09 de maio de 2017

Renúncias internas e o medo de nada voltar a ser como antes

Crônicas

Em roda de amigos, vejo muita gente falando sobre renúncias diante de uma possível – ou concreta – ma(pa)ternidade, ressaltando os medos de “tudo mudar e nada voltar a ser como antes”. Mas acho engraçado que pouco – ou nada – se fala sobre as renúncias que a própria vida nos exige quando decidimos entrar num relacionamento.

E não, não me refiro a deixar de sair com amigos, de viajar ou ir a festas sozinho, de passar uma tarde inteira fazendo seu programa favorito ou algo assim (aliás, nunca renuncie individualidade, pelo amor de Deus!), mas a renúncias internas que precisam – e devem – ser feitas para que possamos receber, com dignidade, qualquer pessoa além de nós mesmos.

renúncias - deixemecontar

Imagem: Shutterstock

Comecemos pelo ócio, nem sempre criativo.
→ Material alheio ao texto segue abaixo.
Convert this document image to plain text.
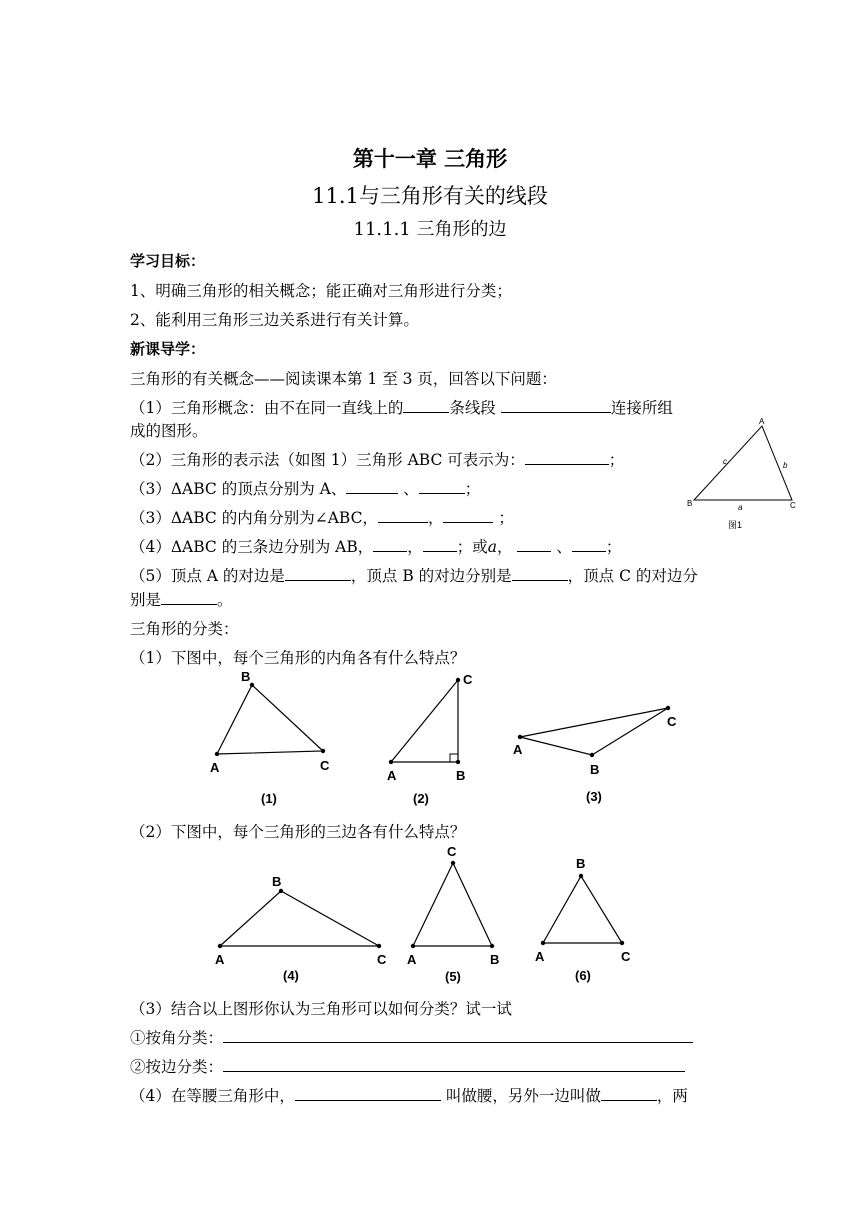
第十一章 三角形
11.1与三角形有关的线段
11.1.1 三角形的边
学习目标：
1、明确三角形的相关概念；能正确对三角形进行分类；
2、能利用三角形三边关系进行有关计算。
新课导学：
三角形的有关概念——阅读课本第 1 至 3 页，回答以下问题：
（1）三角形概念：由不在同一直线上的	条线段	连接所组
成的图形。
（2）三角形的表示法（如图 1）三角形 ABC 可表示为：	；
（3）ΔABC 的顶点分别为 A、	、	；
（3）ΔABC 的内角分别为∠ABC，	，	；
（4）ΔABC 的三条边分别为 AB， ， ；或a，	、 ；
（5）顶点 A 的对边是	，顶点 B 的对边分别是	，顶点 C 的对边分
别是	。
A
B	C
a
b
c
图1
三角形的分类：
（1）下图中，每个三角形的内角各有什么特点？
B
A	C
(1)
C
A	B
(2)
A
C
B
(3)
（2）下图中，每个三角形的三边各有什么特点？
B
A	C
(4)
C
A	B
(5)
B
A	C
(6)
（3）结合以上图形你认为三角形可以如何分类？试一试
①按角分类：
②按边分类：
（4）在等腰三角形中，	叫做腰，另外一边叫做	，两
Quando estamos numa fase “no date”, por exemplo, fazemos nossos horários livres como bem entendemos. Mas basta dizermos “sim” para um pedido de namoro que tudo muda. Aquele sábado à tarde, que antes era de pijama na cama, leitura prazerosa, fases de videogame ou faxina no quarto ao som da sua música favorita, vira um cronômetro acelerado porque “sábado é dia de sair com o (a) namorado (a)” e você tem que deixar tudo pronto antes das 17h para conseguir se arrumar com a calma e a paciência dos apaixonados.

Lembrando que, no dia seguinte, tem que fazer as obrigações/vontades do dia e as que deixou de fazer no dia anterior…

Olhando assim, diante de um exemplo trivial, parece fácil, simples, mas não é. O tempo que, por anos, você decidiu ser só seu passa a ser ajustado em função de outra pessoa, igualmente adulta, que, olhe só, tem as mesmíssimas questões, que você, ou seja, relacionamentos em si já começam com renúncias internas.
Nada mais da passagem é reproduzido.